Assuming a perfect system (no losses, friction, 100% transfer of energy etc.), no damping effect from the cylinder as it out-strokes and your spring is set so it has 0 tension at the point of impact you can equate the total energy in each system.

For the first system (E1) energy is only the gravitational potential energy of the 120lb mass = m*g*h, where g is gravitational constant and h is height.

For the second system (E2) energy is the gravitational energy of the 50lb mass plus the energy stored in the spring =0.5*k*x^2, where k is the spring constant and x is the deflection (or in your case x = h).

Equate E1 = E2 and solve for k to find the spring constant needed (for 1 spring, divide by 2 for 2 springs etc.)

"Edit" sorry didn't realize you intended to use the pneumatic cylinder as well as the springs, have not accounted for that.

 

[handleman]

Some of this may be dependent on what is currently controlling or limiting your existing mass downward movement.
If your cylinder is always attached to the load, and the air cylinder is driving it downward, how fast does it end up moving at the bottom of the stroke? If the velocity at the bottom is currently less than what it would be under gravity free fall, then adding springs attached to the post may be just fine. It will just "help" your cylinder reach a higher velocity without pulling up the post. However, as I mentioned, if your velocity is currently being limited by fluid dynamics effects inside your pneumatic cylinder, the springs will not be able to add their full stored energy to the mass.
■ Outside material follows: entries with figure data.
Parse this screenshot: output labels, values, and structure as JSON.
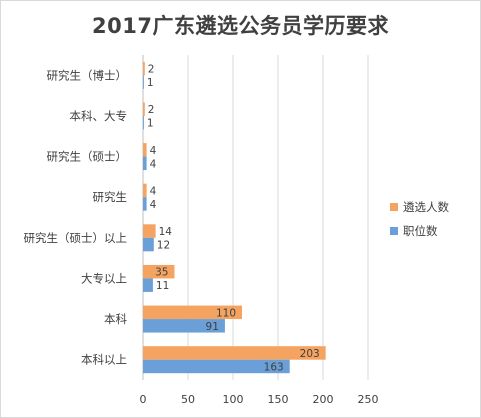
{
  "chart_data": {
    "type": "bar",
    "orientation": "horizontal",
    "title": "2017广东遴选公务员学历要求",
    "categories": [
      "研究生（博士）",
      "本科、大专",
      "研究生（硕士）",
      "研究生",
      "研究生（硕士）以上",
      "大专以上",
      "本科",
      "本科以上"
    ],
    "series": [
      {
        "name": "遴选人数",
        "color": "#f4a460",
        "values": [
          2,
          2,
          4,
          4,
          14,
          35,
          110,
          203
        ]
      },
      {
        "name": "职位数",
        "color": "#6a9fd8",
        "values": [
          1,
          1,
          4,
          4,
          12,
          11,
          91,
          163
        ]
      }
    ],
    "xlim": [
      0,
      250
    ],
    "xticks": [
      0,
      50,
      100,
      150,
      200,
      250
    ],
    "grid": "vertical",
    "legend_position": "right"
  }
}
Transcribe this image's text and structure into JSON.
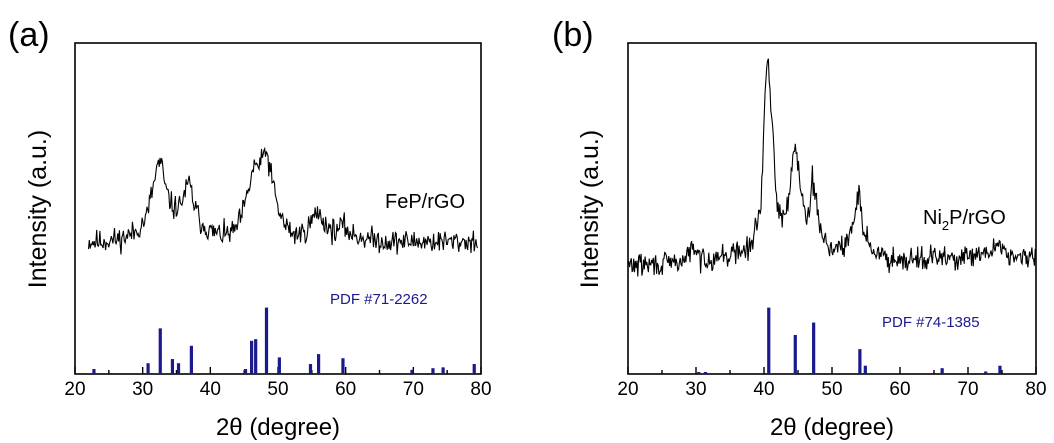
{
  "colors": {
    "pattern": "#000000",
    "reference": "#1a1a8c",
    "frame": "#000000"
  },
  "chart_data": [
    {
      "type": "line",
      "panel_label": "(a)",
      "xlabel": "2θ (degree)",
      "ylabel": "Intensity (a.u.)",
      "xlim": [
        20,
        80
      ],
      "xticks": [
        "20",
        "30",
        "40",
        "50",
        "60",
        "70",
        "80"
      ],
      "yticks": [],
      "grid": false,
      "series": [
        {
          "name": "FeP/rGO",
          "baseline": 0.4,
          "noise": 0.022,
          "x": [
            22,
            24,
            27,
            29,
            30.5,
            31.5,
            32.3,
            32.8,
            33.5,
            34.5,
            35.5,
            36.3,
            36.9,
            37.5,
            38.5,
            40,
            42,
            43.5,
            44.5,
            45.5,
            46.2,
            46.8,
            47.3,
            47.8,
            48.2,
            48.6,
            49.2,
            50,
            51,
            52.5,
            54,
            55.2,
            55.8,
            56.5,
            57.5,
            58.5,
            59.5,
            61,
            63,
            66,
            70,
            74,
            79.5
          ],
          "y": [
            0.4,
            0.4,
            0.41,
            0.43,
            0.47,
            0.56,
            0.64,
            0.63,
            0.55,
            0.5,
            0.51,
            0.55,
            0.58,
            0.52,
            0.46,
            0.43,
            0.42,
            0.43,
            0.47,
            0.54,
            0.61,
            0.64,
            0.62,
            0.66,
            0.68,
            0.64,
            0.58,
            0.5,
            0.45,
            0.42,
            0.43,
            0.47,
            0.49,
            0.47,
            0.44,
            0.43,
            0.45,
            0.42,
            0.41,
            0.4,
            0.4,
            0.4,
            0.4
          ]
        }
      ],
      "annotation": "FeP/rGO",
      "reference": {
        "name": "PDF #71-2262",
        "peaks": [
          [
            22.8,
            0.06
          ],
          [
            30.8,
            0.13
          ],
          [
            32.6,
            0.55
          ],
          [
            34.4,
            0.18
          ],
          [
            35.3,
            0.13
          ],
          [
            37.2,
            0.34
          ],
          [
            45.2,
            0.06
          ],
          [
            46.1,
            0.4
          ],
          [
            46.7,
            0.42
          ],
          [
            48.3,
            0.8
          ],
          [
            50.2,
            0.2
          ],
          [
            54.8,
            0.12
          ],
          [
            56.0,
            0.24
          ],
          [
            59.6,
            0.19
          ],
          [
            69.8,
            0.05
          ],
          [
            72.9,
            0.07
          ],
          [
            74.4,
            0.08
          ],
          [
            79.0,
            0.12
          ]
        ]
      }
    },
    {
      "type": "line",
      "panel_label": "(b)",
      "xlabel": "2θ (degree)",
      "ylabel": "Intensity (a.u.)",
      "xlim": [
        20,
        80
      ],
      "xticks": [
        "20",
        "30",
        "40",
        "50",
        "60",
        "70",
        "80"
      ],
      "yticks": [],
      "grid": false,
      "series": [
        {
          "name": "Ni2P/rGO",
          "baseline": 0.33,
          "noise": 0.022,
          "x": [
            20,
            25,
            28,
            29.5,
            30.5,
            32,
            35,
            38,
            39.5,
            40.2,
            40.6,
            41.2,
            42,
            43,
            43.8,
            44.4,
            45,
            45.8,
            46.6,
            47.1,
            47.6,
            48.5,
            50,
            52,
            53.2,
            53.9,
            54.6,
            56,
            58,
            62,
            66,
            70,
            73,
            74.5,
            75.5,
            77,
            80
          ],
          "y": [
            0.33,
            0.33,
            0.34,
            0.38,
            0.35,
            0.35,
            0.36,
            0.38,
            0.5,
            0.86,
            0.93,
            0.76,
            0.5,
            0.46,
            0.56,
            0.71,
            0.64,
            0.5,
            0.49,
            0.59,
            0.53,
            0.42,
            0.38,
            0.38,
            0.46,
            0.56,
            0.44,
            0.37,
            0.35,
            0.35,
            0.35,
            0.35,
            0.36,
            0.4,
            0.37,
            0.35,
            0.35
          ]
        }
      ],
      "annotation": {
        "text_before": "Ni",
        "subscript": "2",
        "text_after": "P/rGO"
      },
      "reference": {
        "name": "PDF #74-1385",
        "peaks": [
          [
            30.4,
            0.02
          ],
          [
            31.4,
            0.02
          ],
          [
            40.7,
            0.8
          ],
          [
            44.6,
            0.47
          ],
          [
            47.3,
            0.62
          ],
          [
            54.1,
            0.3
          ],
          [
            54.9,
            0.1
          ],
          [
            66.2,
            0.07
          ],
          [
            72.6,
            0.03
          ],
          [
            74.7,
            0.1
          ]
        ]
      }
    }
  ]
}
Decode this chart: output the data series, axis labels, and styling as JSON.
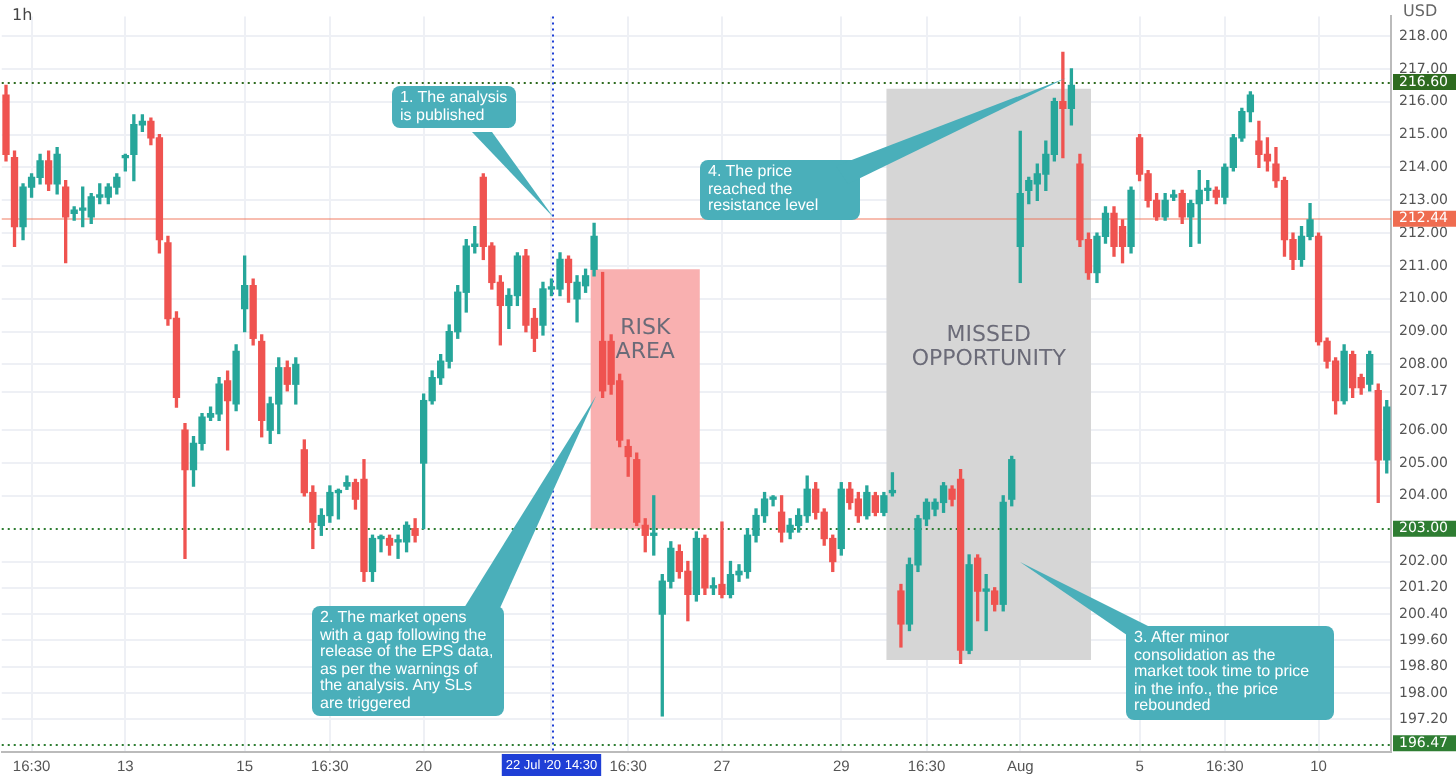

If your cylinder is already accelerating the load faster than 1g, then you're already exerting a net upward pull on the post during the downstroke. Adding springs will just make it pull upward more. Overall, anchoring the springs to a fixed point outside the post/driver system would be better.

 

[btrueblood]

"Or you could build in a valve to shoot in some starting ether and a spark lighter to set it off and drive a pile in one blow while you launch your driver into the air."

Love it. Of course the driver might also be in many separate pieces...

 

[hydtools]

Have a look at this patent. Similar construction.

https://patents.google.com/patent/US6776242

Ted

 

[FoxLair]

Wow! Tons of info here. Buggar, if I was only 15 again the ether suggestion would immediately rise to the top! However, due to lessons learned at the age of 15, I need to put that one on the back burner until I give up on the idea and want to destroy all evidence.

After considering the advice given and realizing that 4X4s float, I don't think I would have enough net mass with 2/3-3/4 of the length of 4x4 underwater. Although thinking outside of the box like Buggar, it may be a super charged water pogo stick.

Per Handleman's comment, The piston is currently adding acceleration. Using 100 Frame/Sec camera and slo-mo the average downward travel time goes from .25 sec in free fall to .19 sec. air assisted. I have 3/8" quick exhaust ports, which helps.

So, I think I will proceed with a combination of increased mass and developing higher/quicker air flow to the cylinder on downstroke of the hammer. Since springs will not be used, I may side mount 2 cylinders, one on each side rather than one on top. This will make it less top heavy and awkward and the second cylinder will add mass along with the addition of some steel attached low on the hammer. Then I can choke down air delivery with a ball valve at the start for easier guidance until the post gets 25-50% driven and then ramp it up as the imbedded post creates more resistance to upward pull. Where i need the most assistance is in the last 25% of depth.

Thanks to all for your feedback, and if you have more comments I am all ears. If you want to pursue Lake Pogo Stick fun, give me a jingle.

 

[Compositepro]

Buy an off the shelf air hammer and replace the tool bit with your rod and cap to drive the post.